Can I see timestamps in different timezones?

Yes. The timezone dropdown includes all IANA timezone zones. Select any zone and all localised outputs update to show the equivalent local date and time.

What is relative time?

Relative time shows how far in the past or future the timestamp is compared to right now — for example '3 hours ago', 'yesterday', 'in 2 days'. Useful for quickly assessing the age of a log entry or API response without mental arithmetic.

Can I use this to check JWT expiry times?

Yes. JWT tokens contain an exp claim that is a Unix timestamp in seconds. Paste that value here to immediately see whether the token has expired and by how much. For full JWT inspection use the JWT Decoder tool.

Is there a year 2038 problem?

Not in this tool. JavaScript uses 64-bit floating point for Date, which handles timestamps well beyond the year 9999. The year 2038 problem affects 32-bit signed integer timestamp storage in C and legacy databases.

Background

Timestamp Converter handles the most common Unix timestamp operations developers encounter daily. Paste a timestamp — in seconds or milliseconds — and instantly see the equivalent date in six formats: ISO 8601, RFC 2822, UTC, local timezone, and relative time ("2 hours ago", "in 3 days").

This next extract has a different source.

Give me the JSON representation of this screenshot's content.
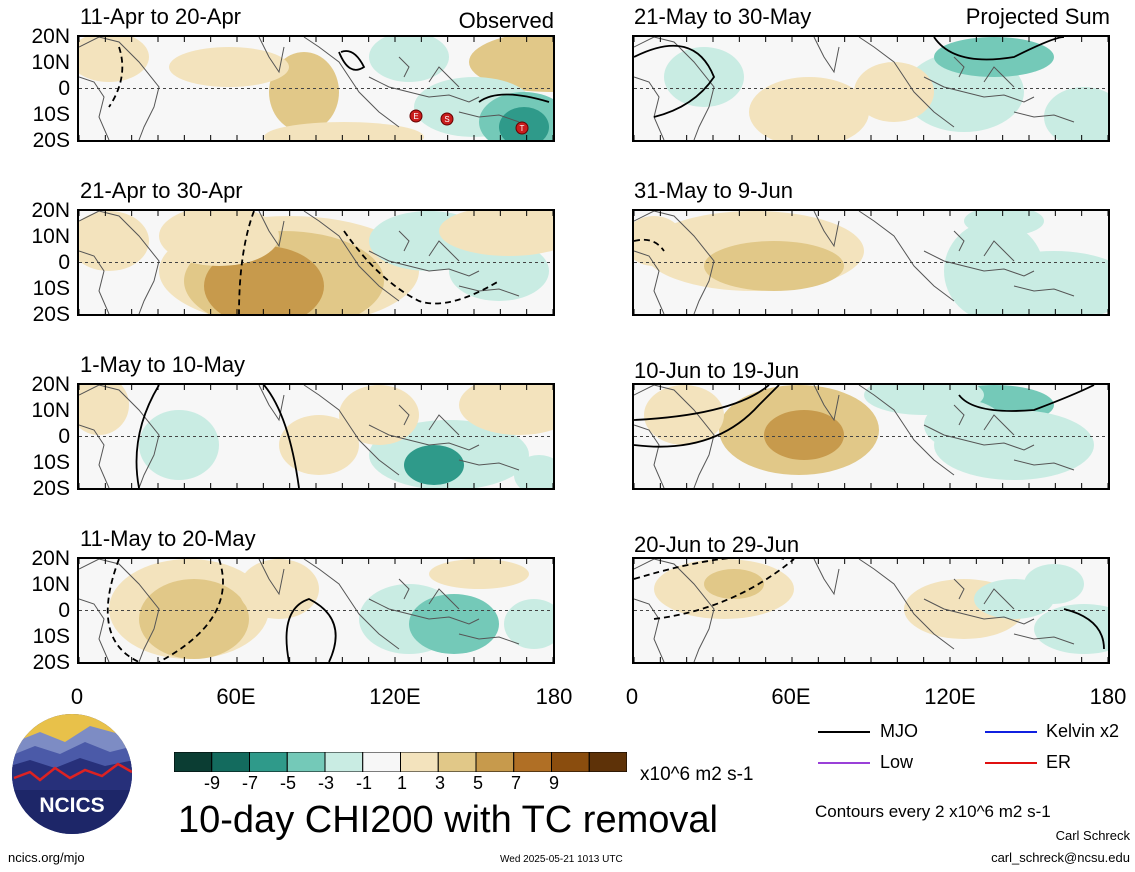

The tool auto-detects whether your input is in seconds or milliseconds based on magnitude: values over 10 billion are treated as milliseconds, everything else as seconds. This heuristic correctly handles timestamps from 1970 through well past 2100.

Going the other direction is equally fast: use the date and time picker to select any date and see its Unix timestamp in both seconds and milliseconds alongside all the formatted representations.

The timezone dropdown covers the full IANA timezone database — over 400 zones including all major cities and regional zones. Select any timezone and all outputs update immediately so you can compare timestamps across different regions without mental arithmetic.

Copy any format with a single click. Essential for debugging API logs, verifying JWT exp claims, correlating database records, and working with scheduled jobs. All conversions use your browser's built-in Intl and Date APIs — nothing is sent to a server.